The types of debt involved run the gamut.  Gordon said a lot of the cases she deals with involve medical debts.  But they can also involve loans, credit card debts, overdue rent and even, in one case, failure to make payment on a vacuum cleaner.


Gordon said she handled the case of a man who underwent cancer surgery and then was jailed for five days because of a $300 debt.  In another case, she said, a woman “spent a few weeks in jail” after failing to make a court appearance.


“She never got the notice,” Gordon said.  “It was the jailer who contacted me.  He said there is something wrong here.”


Moreover, Gordon said, the woman received public assistance, which is one of the forms of income exempt from a collection judgment.  Unemployment insurance, disability benefits and some child support payments are also exempt.


Bond process ‘egregious’


Madigan also said she finds “completely egregious” the process by which bond is handled in debt cases.

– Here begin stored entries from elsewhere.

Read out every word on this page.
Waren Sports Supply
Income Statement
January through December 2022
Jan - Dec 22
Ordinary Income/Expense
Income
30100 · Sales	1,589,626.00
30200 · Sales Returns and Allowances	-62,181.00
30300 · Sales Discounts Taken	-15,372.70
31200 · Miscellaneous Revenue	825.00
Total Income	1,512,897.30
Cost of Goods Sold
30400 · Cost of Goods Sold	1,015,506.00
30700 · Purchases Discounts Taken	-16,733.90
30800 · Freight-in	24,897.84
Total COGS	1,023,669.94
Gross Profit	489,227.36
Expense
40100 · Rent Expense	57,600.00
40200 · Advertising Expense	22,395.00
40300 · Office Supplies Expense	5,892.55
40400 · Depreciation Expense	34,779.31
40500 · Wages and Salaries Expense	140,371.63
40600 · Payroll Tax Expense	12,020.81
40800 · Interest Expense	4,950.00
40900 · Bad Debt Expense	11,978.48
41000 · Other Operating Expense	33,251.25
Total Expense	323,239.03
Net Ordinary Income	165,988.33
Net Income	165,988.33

“Oftentimes, what we have heard from the legal aid folks is that the amount of the bond is set at the amount that is owed to the creditor, and the bond money goes directly to the creditor,” Madigan said.  “We are basically using taxpayer dollars to collect private debt.”


In Ebersohl’s case, bond was set at $530, she said.  Of that, $500 was turned over to the collection agency.


Madigan wants to outlaw the practice of bail money going to collectors.  She also wants debtors to be given a list of their rights, including a plain-language explanation of income that is exempt from judgment.


“In civil cases, you don’t have a right to a (court-appointed) lawyer,” Madigan said.  “People have no idea what, if any rights, they have.”


Madigan said the “number one issue” for legislation is a requirement that notices to appear in court be delivered in person rather than mailed or published in a newspaper to ensure that debtors know about their court dates.


Kevin Kelly, president of the Illinois Creditors Bar Association, said the type of warrants that led to the arrest of Ebersohl and other debtors (called body attachment orders) are used in “rare instances.”


Kelly’s associate, Robert Markoff, wrote an article for the Chicago Law Bulletin saying the problem lies with an attorney general’s opinion issued in 1971.


“It is this opinion that created a legal culture (mainly in downstate Illinois and, in particular, Champaign County) allowing the liberal use of arrest orders to bring people into court,” Markoff wrote.


Kelly and Markoff both said rescinding that opinion would go a long way to ending the problem.  Kelly said he’s asked to meet with Madigan to discuss the issue. A Madigan representative said Friday her office has received Kelly’s request and a meeting will be set up.